I live in Colorado Spring, Colorado, which has a population of ~400k people, is the seat of the most populous county in Colorado, whose primary industries includes aerospace, homeland security, information technology, biotechnology and national sports governing bodies (an Olympics training center is here).  We also house Colorado College, a private liberal arts school, and the University of Colorado.  We are not the middle of nowhere, but we have nowhere near the adoption rate on sites like Foursquare, Gowalla or Twitter that San Francisco/Silicon Valley does. Facebook does rather well here.  I already know that firing up Color here will net me the same thing it netted Robert Scoble in Half Moon Bay – nothing.  And it may well be a long time before 1 other person here starts using it – and then we’d be lucky to find each other in the same place here at the same time, since the Springs is pretty large.

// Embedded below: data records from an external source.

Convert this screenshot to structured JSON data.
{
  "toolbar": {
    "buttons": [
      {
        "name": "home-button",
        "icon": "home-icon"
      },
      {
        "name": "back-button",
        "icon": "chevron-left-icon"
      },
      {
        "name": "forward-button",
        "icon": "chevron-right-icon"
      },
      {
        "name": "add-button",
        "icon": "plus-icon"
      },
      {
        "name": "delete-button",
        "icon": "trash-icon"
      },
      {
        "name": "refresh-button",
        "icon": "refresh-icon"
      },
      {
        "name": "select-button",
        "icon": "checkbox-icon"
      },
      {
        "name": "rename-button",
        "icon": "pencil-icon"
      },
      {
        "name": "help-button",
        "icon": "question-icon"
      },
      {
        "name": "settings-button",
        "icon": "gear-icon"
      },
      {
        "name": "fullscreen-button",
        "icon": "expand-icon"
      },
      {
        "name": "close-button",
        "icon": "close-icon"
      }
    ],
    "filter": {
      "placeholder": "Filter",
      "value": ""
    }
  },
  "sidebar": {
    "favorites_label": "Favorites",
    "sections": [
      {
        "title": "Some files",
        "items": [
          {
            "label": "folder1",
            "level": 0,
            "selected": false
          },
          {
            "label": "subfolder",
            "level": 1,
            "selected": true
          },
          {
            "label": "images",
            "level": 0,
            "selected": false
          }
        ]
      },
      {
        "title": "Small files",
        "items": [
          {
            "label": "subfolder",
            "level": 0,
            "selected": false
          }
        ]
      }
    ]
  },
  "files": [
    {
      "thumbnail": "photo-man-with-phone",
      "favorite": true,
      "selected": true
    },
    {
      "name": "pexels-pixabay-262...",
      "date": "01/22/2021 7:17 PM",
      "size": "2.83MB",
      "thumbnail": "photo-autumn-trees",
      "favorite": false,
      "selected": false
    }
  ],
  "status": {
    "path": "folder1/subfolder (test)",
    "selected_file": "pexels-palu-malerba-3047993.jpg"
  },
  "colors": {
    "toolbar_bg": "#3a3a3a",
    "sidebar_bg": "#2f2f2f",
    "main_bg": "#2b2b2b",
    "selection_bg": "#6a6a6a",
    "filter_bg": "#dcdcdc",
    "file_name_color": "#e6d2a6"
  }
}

Color just received $41 million in VC funding, which is a phenomenal sum.  What truly irks me about that — beyond that this is likely more than Flickr ever got from Yahoo!, a rant for later — is how much money is being given to a product that will likely only have meaningful adoption in densely populated, high tech communities, has no FAQ to speak of (see the reviews it’s getting in the Apple Store about apparent non-ease of use), and ultimately does not solve the group photo sharing problem.  Also, it’s dependent on solely users with iOS or Android (so, forget about your friends using point and shoots or DSLRs). That’s a very narrow field for 41 million, no?

Color’s got a neat concept in locating the serendipitous – whatever happens to be nearby you right now – which is valuable in its own right and something Flickr meant to do (with the money they are not getting from Yahoo!), but it’s still not providing a central location for unique people to upload photos from the same event regardless of method used to capture the photos.  

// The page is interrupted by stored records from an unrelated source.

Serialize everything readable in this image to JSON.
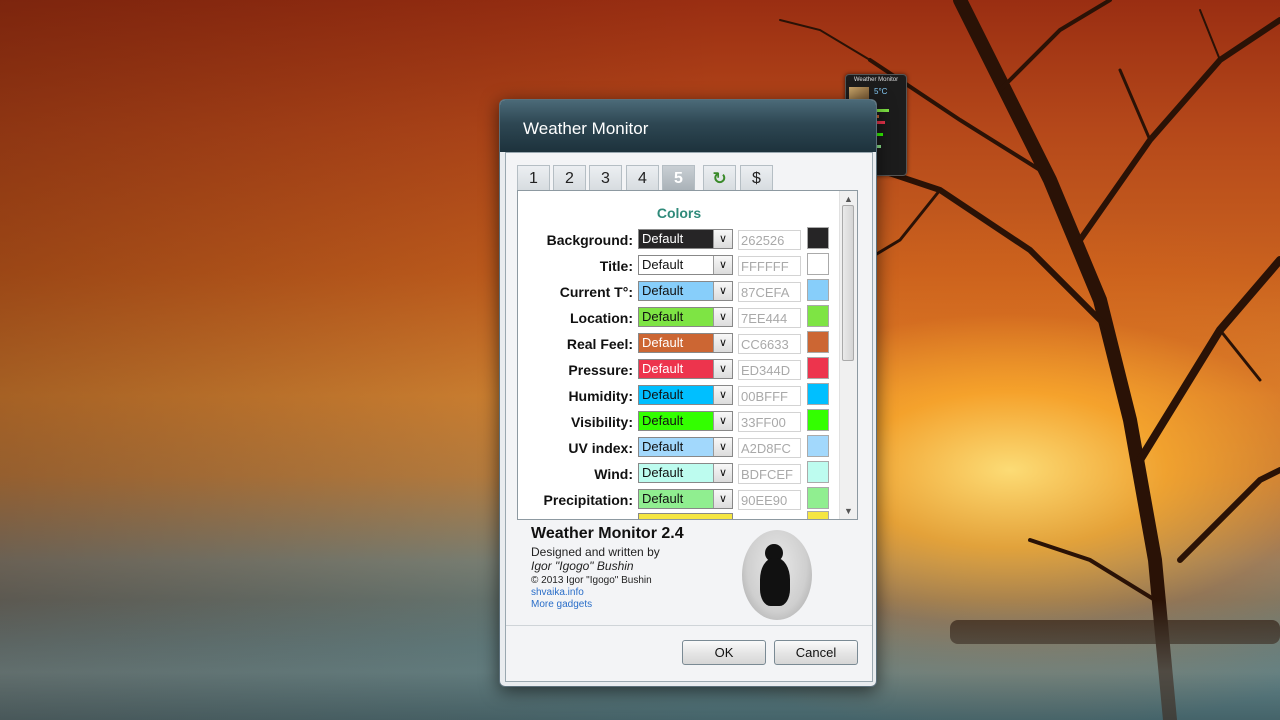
{
  "gadget": {
    "title": "Weather Monitor",
    "temperature": "5°C"
  },
  "dialog": {
    "title": "Weather Monitor",
    "tabs": [
      {
        "label": "1",
        "active": false
      },
      {
        "label": "2",
        "active": false
      },
      {
        "label": "3",
        "active": false
      },
      {
        "label": "4",
        "active": false
      },
      {
        "label": "5",
        "active": true
      },
      {
        "label": "↻",
        "active": false,
        "icon": "refresh-icon"
      },
      {
        "label": "$",
        "active": false
      }
    ],
    "colors_heading": "Colors",
    "rows": [
      {
        "label": "Background:",
        "option": "Default",
        "hex": "262526",
        "swatch": "#262526",
        "text_color": "#ffffff"
      },
      {
        "label": "Title:",
        "option": "Default",
        "hex": "FFFFFF",
        "swatch": "#FFFFFF",
        "text_color": "#111111"
      },
      {
        "label": "Current T°:",
        "option": "Default",
        "hex": "87CEFA",
        "swatch": "#87CEFA",
        "text_color": "#111111"
      },
      {
        "label": "Location:",
        "option": "Default",
        "hex": "7EE444",
        "swatch": "#7EE444",
        "text_color": "#111111"
      },
      {
        "label": "Real Feel:",
        "option": "Default",
        "hex": "CC6633",
        "swatch": "#CC6633",
        "text_color": "#ffffff"
      },
      {
        "label": "Pressure:",
        "option": "Default",
        "hex": "ED344D",
        "swatch": "#ED344D",
        "text_color": "#ffffff"
      },
      {
        "label": "Humidity:",
        "option": "Default",
        "hex": "00BFFF",
        "swatch": "#00BFFF",
        "text_color": "#111111"
      },
      {
        "label": "Visibility:",
        "option": "Default",
        "hex": "33FF00",
        "swatch": "#33FF00",
        "text_color": "#111111"
      },
      {
        "label": "UV index:",
        "option": "Default",
        "hex": "A2D8FC",
        "swatch": "#A2D8FC",
        "text_color": "#111111"
      },
      {
        "label": "Wind:",
        "option": "Default",
        "hex": "BDFCEF",
        "swatch": "#BDFCEF",
        "text_color": "#111111"
      },
      {
        "label": "Precipitation:",
        "option": "Default",
        "hex": "90EE90",
        "swatch": "#90EE90",
        "text_color": "#111111"
      }
    ],
    "about": {
      "app_name": "Weather Monitor 2.4",
      "designed_by": "Designed and written by",
      "author": "Igor \"Igogo\" Bushin",
      "copyright": "© 2013 Igor \"Igogo\" Bushin",
      "site_link": "shvaika.info",
      "more_link": "More gadgets"
    },
    "ok_label": "OK",
    "cancel_label": "Cancel"
  }
}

Wait, Flickr does that, right?  I mean, I can create a group and the 5 of us at an event can all upload our photos into that group, no?  Well, yes, and of all the photo sharing sites out there, Flickr still does this the best.  But look a little closer and you begin to see a need for improvement.  There is no way to sort photos in group pools, there is a barrier to entry because you need to have a Flickr account (although the recent changes to login should make that easier), the map could use some loving in that you can only view X many photos at a time on it and there is no real group functionality on mobile, unless you’re willing to fire up the main site on your smartphone.  But it’s got the privacy controls that many appreciate (Color has none – it’s all public), so photobombing isn’t as likely as it will be on Color.

Facebook doesn’t support group albums, so you’re reliant on people tagging the photos in order to sort them, but has no way to see them on a map and no way to print them.  There is privacy, but only if you’re savvy enough to navigate the morass that is Facebook’s privacy controls.  Google shines at its collaborative albums on PicasaWeb, so that mom can add her photos to Aunt Sally’s album, although it suffers from not having the rich discussion environment of groups on Flickr.

So, there is a lacuna here.  I’m curious to see what ZingZang is all about, but they are in a closed beta.  I’m also not impressed by the gimmick they are pushing to get higher up on the wait list – invite your friends to sign up for the beta.  I’m not going to invite anyone to anything that I have never used – that’s just bullshit.  Flickr got that one right when they launched, they did their word-of-mouth marketing deal with Pro accounts *after* they launched, when people could try their product.  Flicsy is another contender for this space, however their product is based (for now) solely around Facebook’s social network (although that might work in their favor, based on how many people use Facebook).

I guess I’m irked that Blake Irving isn’t throwing $41 million at Flickr (a rant I will save for later).  I may be missing what’s so hot about Color, but perhaps the next time I fly out to the Bay Area (to see the Giants, of course), I’ll actually be able to use it to see what the fuss is about.  And then I’ll come home to… oh right, it’s only useful in the Silicon Valley bubble land.